Composite ACT Scores

Non-Athletes Athletes
25 21 22
22 27 21
19 29 24
25 26 27
24 30 19
25 27 23
24 26 17
23 23

a. Test an appropriate hypothesis and state your conclusion. Use alpha = .05 for your test. Show the null and alternative hypothesis, the p-value, your conclusion to reject or not, and finally a summarizing statement regarding your conclusion.
Then create a 90% confidence interval and tell me what it means in terms of the problem.

You have two categories but three columns?

Find the means first = sum of scores/number of scores

Subtract each of the scores from its mean and square each difference. Find the sum of these squares. Divide that by the number of scores to get variance.

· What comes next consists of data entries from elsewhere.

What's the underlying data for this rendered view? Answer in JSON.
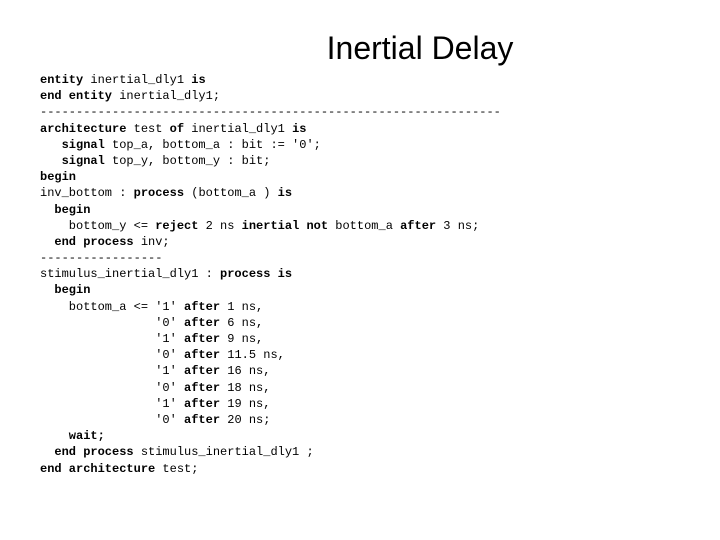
{
  "title": "Inertial Delay",
  "code": {
    "l1a": "entity",
    "l1b": " inertial_dly1 ",
    "l1c": "is",
    "l2a": "end entity",
    "l2b": " inertial_dly1;",
    "l3": "----------------------------------------------------------------",
    "l4a": "architecture",
    "l4b": " test ",
    "l4c": "of",
    "l4d": " inertial_dly1 ",
    "l4e": "is",
    "l5a": "   signal",
    "l5b": " top_a, bottom_a : bit := '0';",
    "l6a": "   signal",
    "l6b": " top_y, bottom_y : bit;",
    "l7": "begin",
    "l8a": "inv_bottom : ",
    "l8b": "process",
    "l8c": " (bottom_a ) ",
    "l8d": "is",
    "l9a": "  begin",
    "l10a": "    bottom_y <= ",
    "l10b": "reject",
    "l10c": " 2 ns ",
    "l10d": "inertial not",
    "l10e": " bottom_a ",
    "l10f": "after",
    "l10g": " 3 ns;",
    "l11a": "  end process",
    "l11b": " inv;",
    "l12": "-----------------",
    "l13a": "stimulus_inertial_dly1 : ",
    "l13b": "process is",
    "l14a": "  begin",
    "l15a": "    bottom_a <= '1' ",
    "l15b": "after",
    "l15c": " 1 ns,",
    "l16a": "                '0' ",
    "l16b": "after",
    "l16c": " 6 ns,",
    "l17a": "                '1' ",
    "l17b": "after",
    "l17c": " 9 ns,",
    "l18a": "                '0' ",
    "l18b": "after",
    "l18c": " 11.5 ns,",
    "l19a": "                '1' ",
    "l19b": "after",
    "l19c": " 16 ns,",
    "l20a": "                '0' ",
    "l20b": "after",
    "l20c": " 18 ns,",
    "l21a": "                '1' ",
    "l21b": "after",
    "l21c": " 19 ns,",
    "l22a": "                '0' ",
    "l22b": "after",
    "l22c": " 20 ns;",
    "l23a": "    wait;",
    "l24a": "  end process",
    "l24b": " stimulus_inertial_dly1 ;",
    "l25a": "end architecture",
    "l25b": " test;"
  }
}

Standard deviation = square root of variance

Z = (mean1 - mean2)/standard error (SE) of difference between means

SEdiff = √(SEmean1^2 + SEmean2^2)

SEm = SD/√n

If only one SD is provided, you can use just that to determine SEdiff.

Find table in the back of your statistics text labeled something like "areas under normal distribution" to find the proportion related to the Z score.

90% = mean ± 1.645 SD (This is the Z score for .45 from the mean found in that same table.

SO FAR I HAVE 9.63 FOR THE 1ST 2 COLUMNS

AND 7.56 FOR LAST COLUMN FOR THE VARIANCES. I GOT Z= .0875
SEDIFF =1.2364 SEm=.6019 for 1st set of #s and SEm=1.08 for 2nd set of #s
is that correct and now what?

To test an appropriate hypothesis and state the conclusion, we can use the t-test for independent samples.

Null hypothesis (H0): There is no significant difference in composite ACT scores between non-athletes and athletes.
Alternative hypothesis (Ha): There is a significant difference in composite ACT scores between non-athletes and athletes.

Significance level (alpha) = 0.05

To perform the t-test, we need to calculate the mean, standard deviation, and sample size for each group.

Non-Athletes:
Mean (x̄1) = (25 + 22 + 19 + 25 + 24 + 25 + 24 + 23) / 8 = 23.75
Standard Deviation (s1) = √[((25-23.75)^2 + (22-23.75)^2 + (19-23.75)^2 + (25-23.75)^2 + (24-23.75)^2 + (25-23.75)^2 + (24-23.75)^2 + (23-23.75)^2) / (8-1)] ≈ 2.12
Sample Size (n1) = 8

Athletes:
Mean (x̄2) = (21 + 27 + 29 + 26 + 30 + 27 + 26 + 23) / 8 = 26
Standard Deviation (s2) = √[((21-26)^2 + (27-26)^2 + (29-26)^2 + (26-26)^2 + (30-26)^2 + (27-26)^2 + (26-26)^2 + (23-26)^2) / (8-1)] ≈ 2.68
Sample Size (n2) = 7

Next, we can calculate the t-test statistic and the p-value using a statistical software or t-tables. Assuming the sample sizes are small (<30) and the distributions are not known to be normal, we can use the Welch's t-test, which accounts for unequal variances.

t-test statistic = (x̄1 - x̄2) / √(s1^2 / n1 + s2^2 / n2)
p-value = p(t > t-test statistic)

Once we have the p-value, we compare it to the significance level (alpha) to assess the statistical significance.

If the p-value is less than alpha (i.e., p-value < alpha), we reject the null hypothesis and conclude that there is a significant difference in composite ACT scores between non-athletes and athletes.

Finally, to create a 90% confidence interval, we can use the following formula:

Confidence interval = (x̄1 - x̄2) ± t *
√(s1^2 / n1 + s2^2 / n2)

Where t is the critical value from the t-distribution table corresponding to a 90% confidence level and degrees of freedom approximated using a Welch-Satterthwaite equation.

The confidence interval represents a range of values within which we can be 90% confident that the true difference in composite ACT scores between non-athletes and athletes lies. If this interval does not contain zero, it provides evidence of a significant difference between the two groups.